European Commission announced that it had decided not to extend the emergency measures put in place last year to protect consumers from skyrocketing energy prices.
The European Commission announced on Monday that it had decided not to extend the emergency measures put in place last year to protect consumers from skyrocketing energy prices. The Commission also noted that these measures had helped to contribute to a stabilisation of the European energy markets.
By the end of 2022, the 27-member European Union was experiencing a severe energy crisis brought on by Russia’s invasion of Ukraine. To address the crisis, member states invested hundreds of billions of euros in tax breaks, handouts, and subsidies.
According to a statement, “The Commission confirms that it will not propose a prolongation of these crisis measures,” which it listed as retail price setting regulations, revenue caps for power plants, and measures to reduce electricity demand.
As a result, the spikes in electricity prices seen throughout 2022 are now thought to be “less probable to occur in the upcoming winter,” according to the report, which also noted that petrol prices have dropped and stabilised to less than 80 EUR/MWh.
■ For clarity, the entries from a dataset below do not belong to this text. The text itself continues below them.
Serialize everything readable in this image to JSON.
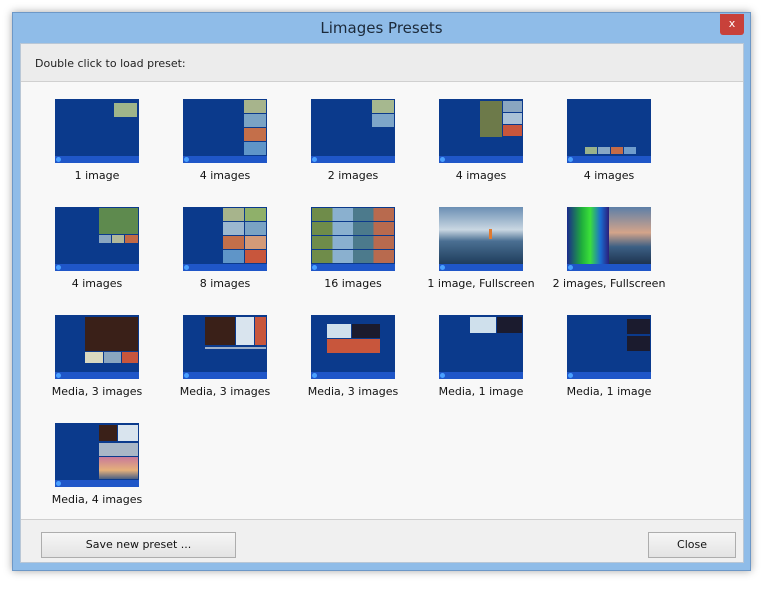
{
  "window": {
    "title": "Limages Presets",
    "close_glyph": "x"
  },
  "hint": {
    "text": "Double click to load preset:"
  },
  "presets": [
    {
      "label": "1 image"
    },
    {
      "label": "4 images"
    },
    {
      "label": "2 images"
    },
    {
      "label": "4 images"
    },
    {
      "label": "4 images"
    },
    {
      "label": "4 images"
    },
    {
      "label": "8 images"
    },
    {
      "label": "16 images"
    },
    {
      "label": "1 image, Fullscreen"
    },
    {
      "label": "2 images, Fullscreen"
    },
    {
      "label": "Media, 3 images"
    },
    {
      "label": "Media, 3 images"
    },
    {
      "label": "Media, 3 images"
    },
    {
      "label": "Media, 1 image"
    },
    {
      "label": "Media, 1 image"
    },
    {
      "label": "Media, 4 images"
    }
  ],
  "buttons": {
    "save_label": "Save new preset ...",
    "close_label": "Close"
  },
  "colors": {
    "title_bar": "#8fbce8",
    "thumb_background": "#0b3a8c",
    "close_red": "#c8413a"
  }
}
The Commission added that it had incorporated some of the emergency measures’ components into its suggestions for longer-term structural changes to the layout of the European energy markets.
These proposals aim to hasten the transition to renewable energy, protect consumers from price spikes, and increase the use of fixed-price power contracts.
Together with the European Council, the European Commission (EC) makes up the executive branch of the European Union (EU). It functions as a cabinet government with a President presiding over the 27 members of the Commission (directorial system, also known as “Commissioners”).
It has a 32,000-person administrative staff made up of civil servants from across Europe. The Commission is divided into Directorates-General (DGs), which are departments or ministries within the Commission. Each DG is led by a Director-General who reports to the Commissioner.
Each member state has one representative, but members are obligated to represent the interests of the EU as a whole rather than their own nation by virtue of their oath of office.